# Bodymax Adjustable dumbbells 2 year hands on



## homeshredded (Jul 4, 2016)

Hey guys,

Long time lurker of the forums but finally a member! I've been using these board for years for info and advice and thought I'd finally give something back. I know there's always a lot of debate online about the mechanical adjustable dumbbells. I picked up a pair of the bodymax ones 2 years ago and they turned out to be one of the best pieces of equipment I've ever owned.

I wanted to share with you all my in-depth video review. I'm sure there's people out there thinking about buying a pair or still trying to make up there mind. What made me go for the Bodymax in the end was the metal plates.

So what do you guys think about adjustable dumbbells? Anyone else got a pair of these?


----------



## John. (Jun 24, 2013)

Would love a set, but they are just so freaking expensive. Could easily pay £4-500 for a set with decent weight.

Which seems steep bearing in mind I paid only a bit more than that for an entire power cage, bench, weights, bars,, the lot setup.


----------



## Vinny (Nov 18, 2012)

John. said:


> Would love a set, but they are just so freaking expensive.
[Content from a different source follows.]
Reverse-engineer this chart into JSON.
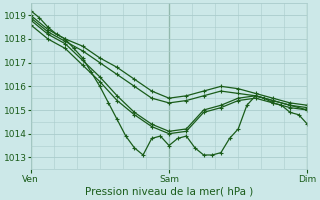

Could easily pay £4-500 for a set with decent weight.
> 
> Which seems steep bearing in mind I paid only a bit more than that for an entire power cage, bench, weights, bars,, the lot setup.


 I'm the same mate, got a proper set up with power rack, bench, barbell and weights etc and these would top it off nicely, Ive been keeping my eyes on ebay for them haha.


----------



## John. (Jun 24, 2013)

Only 32kg, but good price: http://www.ebay.co.uk/itm/Adjustable-Bodymax-York-Selectabell-Dumbbells-5-to-32kg-/291836530443?hash=item43f2d00f0b:g:7MgAAOSwExJXolFy


----------



## Vinny (Nov 18, 2012)

Yeah theyre the ones I was looking at, but haven't got the money at the moment, in the middle of purchasing a Bodymax CF820 lol.


----------